Some of the books are deliberate deconstructions of other works, ranging from “Hamlet” to “Nightmare before Christmas,” while others pull themes from real-world geopolitical events, and still others have no obvious correspondence to anything, having sprung entirely from the author’s extraordinary imagination. None of the stories are strictly derivative, though. When Pratchett borrows a theme, plot, setting, or character, it’s for a reason. The plot of “Jingo,” for example, bears a strong resemblance to a certain brief military action of the late 20th century, but the book’s farcical conflict on a tiny, temporary island is a pretext for a much deeper meditation on power and the people who wield it. “Moving Pictures” stemmed from Pratchett’s own experience with Hollywood moviemaking, which he then spun into a sendup of the industry while asking fundamental questions about the nature of reality.
I could point to many more examples, but you get the idea. Pratchett suffuses his tales with humor while exploring serious themes. He wasn’t the first to have tried that recipe, of course, but he did it much better than most.

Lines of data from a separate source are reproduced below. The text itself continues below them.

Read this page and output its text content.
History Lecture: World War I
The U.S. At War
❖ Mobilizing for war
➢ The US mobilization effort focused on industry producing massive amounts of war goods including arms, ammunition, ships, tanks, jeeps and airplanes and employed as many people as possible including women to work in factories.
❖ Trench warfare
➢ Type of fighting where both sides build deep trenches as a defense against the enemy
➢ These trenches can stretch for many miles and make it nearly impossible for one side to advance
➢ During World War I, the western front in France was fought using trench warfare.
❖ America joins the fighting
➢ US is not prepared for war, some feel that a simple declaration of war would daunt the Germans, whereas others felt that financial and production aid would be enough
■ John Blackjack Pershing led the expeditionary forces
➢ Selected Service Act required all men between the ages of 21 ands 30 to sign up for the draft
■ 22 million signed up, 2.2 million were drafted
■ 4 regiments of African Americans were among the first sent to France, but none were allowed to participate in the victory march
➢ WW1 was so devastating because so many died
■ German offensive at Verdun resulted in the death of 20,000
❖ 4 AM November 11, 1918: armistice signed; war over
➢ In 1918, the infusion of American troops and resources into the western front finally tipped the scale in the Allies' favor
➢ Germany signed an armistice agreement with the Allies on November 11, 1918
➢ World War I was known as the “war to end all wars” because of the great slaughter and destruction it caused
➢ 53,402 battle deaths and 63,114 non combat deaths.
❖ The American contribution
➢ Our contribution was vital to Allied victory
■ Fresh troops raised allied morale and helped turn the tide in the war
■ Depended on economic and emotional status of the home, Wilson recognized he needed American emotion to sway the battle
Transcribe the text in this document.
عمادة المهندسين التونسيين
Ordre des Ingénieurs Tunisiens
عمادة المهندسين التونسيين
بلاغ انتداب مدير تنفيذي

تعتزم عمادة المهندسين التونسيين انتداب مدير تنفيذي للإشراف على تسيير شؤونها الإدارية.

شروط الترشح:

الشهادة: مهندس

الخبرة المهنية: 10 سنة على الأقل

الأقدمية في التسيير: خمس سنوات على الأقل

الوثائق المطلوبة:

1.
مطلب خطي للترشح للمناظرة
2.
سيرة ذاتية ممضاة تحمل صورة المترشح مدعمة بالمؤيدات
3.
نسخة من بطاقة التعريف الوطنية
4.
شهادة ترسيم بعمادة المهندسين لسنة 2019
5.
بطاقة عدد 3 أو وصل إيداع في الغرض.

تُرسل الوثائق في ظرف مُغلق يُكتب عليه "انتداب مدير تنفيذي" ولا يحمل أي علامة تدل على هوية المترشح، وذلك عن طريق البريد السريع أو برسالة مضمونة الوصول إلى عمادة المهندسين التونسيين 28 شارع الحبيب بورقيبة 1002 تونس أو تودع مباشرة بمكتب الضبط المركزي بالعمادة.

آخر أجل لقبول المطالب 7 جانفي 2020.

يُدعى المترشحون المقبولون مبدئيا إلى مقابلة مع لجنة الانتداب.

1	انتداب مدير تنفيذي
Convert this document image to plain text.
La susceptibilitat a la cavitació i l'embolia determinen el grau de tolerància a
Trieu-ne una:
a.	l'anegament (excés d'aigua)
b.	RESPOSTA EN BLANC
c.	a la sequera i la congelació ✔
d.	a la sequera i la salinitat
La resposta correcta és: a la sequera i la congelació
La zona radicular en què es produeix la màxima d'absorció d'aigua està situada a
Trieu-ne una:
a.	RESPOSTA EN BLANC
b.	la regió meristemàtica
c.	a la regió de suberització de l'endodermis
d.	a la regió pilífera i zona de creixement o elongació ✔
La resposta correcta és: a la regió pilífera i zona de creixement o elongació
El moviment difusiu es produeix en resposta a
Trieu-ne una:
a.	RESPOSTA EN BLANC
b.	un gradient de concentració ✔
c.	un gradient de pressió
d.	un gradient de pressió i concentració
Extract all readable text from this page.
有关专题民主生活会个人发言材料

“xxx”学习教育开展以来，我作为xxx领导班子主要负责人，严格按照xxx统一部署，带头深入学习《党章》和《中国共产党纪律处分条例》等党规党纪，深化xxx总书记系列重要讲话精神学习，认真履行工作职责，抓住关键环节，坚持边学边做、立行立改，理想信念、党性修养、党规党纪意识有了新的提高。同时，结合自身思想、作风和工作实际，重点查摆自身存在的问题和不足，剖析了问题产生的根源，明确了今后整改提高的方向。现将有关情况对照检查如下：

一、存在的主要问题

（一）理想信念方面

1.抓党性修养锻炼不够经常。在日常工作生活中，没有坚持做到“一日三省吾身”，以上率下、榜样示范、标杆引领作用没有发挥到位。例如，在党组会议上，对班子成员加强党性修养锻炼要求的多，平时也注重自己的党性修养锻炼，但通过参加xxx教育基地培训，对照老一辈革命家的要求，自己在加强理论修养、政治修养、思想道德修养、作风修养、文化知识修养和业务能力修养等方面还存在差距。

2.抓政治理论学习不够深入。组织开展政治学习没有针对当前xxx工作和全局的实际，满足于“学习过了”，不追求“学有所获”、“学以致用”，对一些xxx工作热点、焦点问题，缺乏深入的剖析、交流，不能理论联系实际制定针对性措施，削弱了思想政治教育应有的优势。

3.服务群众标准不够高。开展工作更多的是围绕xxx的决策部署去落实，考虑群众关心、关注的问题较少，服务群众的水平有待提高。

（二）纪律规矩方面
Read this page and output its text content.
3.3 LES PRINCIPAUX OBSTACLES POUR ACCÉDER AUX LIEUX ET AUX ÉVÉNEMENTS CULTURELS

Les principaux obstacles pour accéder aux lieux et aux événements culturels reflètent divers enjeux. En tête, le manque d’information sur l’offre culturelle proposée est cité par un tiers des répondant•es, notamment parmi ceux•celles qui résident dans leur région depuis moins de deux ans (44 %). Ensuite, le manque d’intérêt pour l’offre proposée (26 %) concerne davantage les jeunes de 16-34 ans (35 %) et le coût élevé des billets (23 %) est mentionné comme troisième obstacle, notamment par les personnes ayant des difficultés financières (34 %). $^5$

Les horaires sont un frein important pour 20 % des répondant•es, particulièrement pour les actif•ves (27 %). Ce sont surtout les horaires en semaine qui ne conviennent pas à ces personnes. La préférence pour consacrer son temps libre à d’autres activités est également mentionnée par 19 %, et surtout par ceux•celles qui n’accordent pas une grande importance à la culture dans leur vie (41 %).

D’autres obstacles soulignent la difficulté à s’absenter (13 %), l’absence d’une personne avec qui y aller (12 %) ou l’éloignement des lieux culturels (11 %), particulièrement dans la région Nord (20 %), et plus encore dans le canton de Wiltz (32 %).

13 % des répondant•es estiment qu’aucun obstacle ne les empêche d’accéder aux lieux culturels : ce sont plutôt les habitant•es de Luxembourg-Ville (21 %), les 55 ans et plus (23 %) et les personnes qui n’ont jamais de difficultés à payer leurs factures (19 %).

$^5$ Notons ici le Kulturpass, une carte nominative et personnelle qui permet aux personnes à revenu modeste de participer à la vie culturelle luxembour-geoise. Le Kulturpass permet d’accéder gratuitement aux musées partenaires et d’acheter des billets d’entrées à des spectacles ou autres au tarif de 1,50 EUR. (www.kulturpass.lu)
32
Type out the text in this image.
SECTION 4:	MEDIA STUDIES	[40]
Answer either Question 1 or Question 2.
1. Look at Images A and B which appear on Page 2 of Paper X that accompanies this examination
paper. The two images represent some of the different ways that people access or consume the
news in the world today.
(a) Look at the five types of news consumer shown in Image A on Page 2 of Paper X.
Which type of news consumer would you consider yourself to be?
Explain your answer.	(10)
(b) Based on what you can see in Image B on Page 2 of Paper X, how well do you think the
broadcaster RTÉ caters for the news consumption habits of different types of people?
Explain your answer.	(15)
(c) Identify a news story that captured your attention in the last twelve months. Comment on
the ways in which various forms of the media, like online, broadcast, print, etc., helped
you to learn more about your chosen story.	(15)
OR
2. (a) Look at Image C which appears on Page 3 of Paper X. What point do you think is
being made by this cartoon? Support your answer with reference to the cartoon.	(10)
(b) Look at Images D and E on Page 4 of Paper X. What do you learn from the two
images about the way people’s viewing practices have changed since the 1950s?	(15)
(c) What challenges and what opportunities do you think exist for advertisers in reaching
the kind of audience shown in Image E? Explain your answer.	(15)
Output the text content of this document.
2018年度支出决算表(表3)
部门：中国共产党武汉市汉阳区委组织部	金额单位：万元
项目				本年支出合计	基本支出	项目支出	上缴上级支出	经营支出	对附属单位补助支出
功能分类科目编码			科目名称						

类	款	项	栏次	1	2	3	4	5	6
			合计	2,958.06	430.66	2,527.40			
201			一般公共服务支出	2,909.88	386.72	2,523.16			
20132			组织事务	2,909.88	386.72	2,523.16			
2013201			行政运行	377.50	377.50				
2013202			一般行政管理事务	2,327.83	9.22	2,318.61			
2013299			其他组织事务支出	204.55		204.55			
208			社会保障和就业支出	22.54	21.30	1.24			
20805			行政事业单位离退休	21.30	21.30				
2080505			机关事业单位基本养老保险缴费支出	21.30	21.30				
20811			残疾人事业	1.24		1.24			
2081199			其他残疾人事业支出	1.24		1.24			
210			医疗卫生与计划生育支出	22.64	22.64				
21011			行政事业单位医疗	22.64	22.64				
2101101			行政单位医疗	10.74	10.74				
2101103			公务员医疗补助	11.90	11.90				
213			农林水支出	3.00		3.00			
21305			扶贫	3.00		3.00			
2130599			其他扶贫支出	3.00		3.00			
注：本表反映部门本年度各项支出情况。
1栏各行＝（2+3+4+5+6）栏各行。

At least, he did once he got the hang of it. That’s why I don’t recommend beginning with the first book (“The Colour of Magic”). I did that, and nearly abandoned the series two volumes in. The only reason I didn’t was that I could see the author’s skill improving over the course of those two books, and wanted to see what came next. What came next was a major step up, followed by a steady progression as Pratchett found his voice and mastered his art. I’m not sorry I did it that way, but wouldn’t expect most folks to enjoy that approach. Instead, I have three different suggestions for three different types of readers.
If you’ve read a bunch of fantasy fiction, enjoy the genre, and want to dig into a three-volume introduction to Discworld, start with “Guards! Guards!”, then “Men at Arms,” followed by “Feet of Clay.” These are the first three books about the City Watch, the brave police force of the Discworld’s biggest metropolis. Imagine “Middle Earth Five-O,” and you’ve got an idea what this will be like. Once you’ve finished those, you can either continue along the City Watch arc, pick a different group of characters to follow, or take a more chronological approach. All of those options are outlined on the official reading order page for the series.
For those who aren’t big fantasy fans or don’t feel like embarking on a whole trilogy, I suggest “Small Gods.” It isn’t quite as funny as some of Pratchett’s other work, but it gives a good sense of his style, humor, and offbeat worldview without requiring any prior knowledge of his other stories. Set in the Discworld, but millennia before the events of the main series, “Small Gods” is Pratchett’s thoughtful and nuanced meditation on religion, told from the viewpoint of a down-on-his-luck god.
Finally, if you’re a journalist, read “The Truth.” Sir Terry got his start as a reporter, and his incisive commentary on the news business is both hilarious and prescient. As one of the Ankh-Morpork Times’ misprinted mastheads proclaims, The Truth Shall Make Ye Fret. And laugh.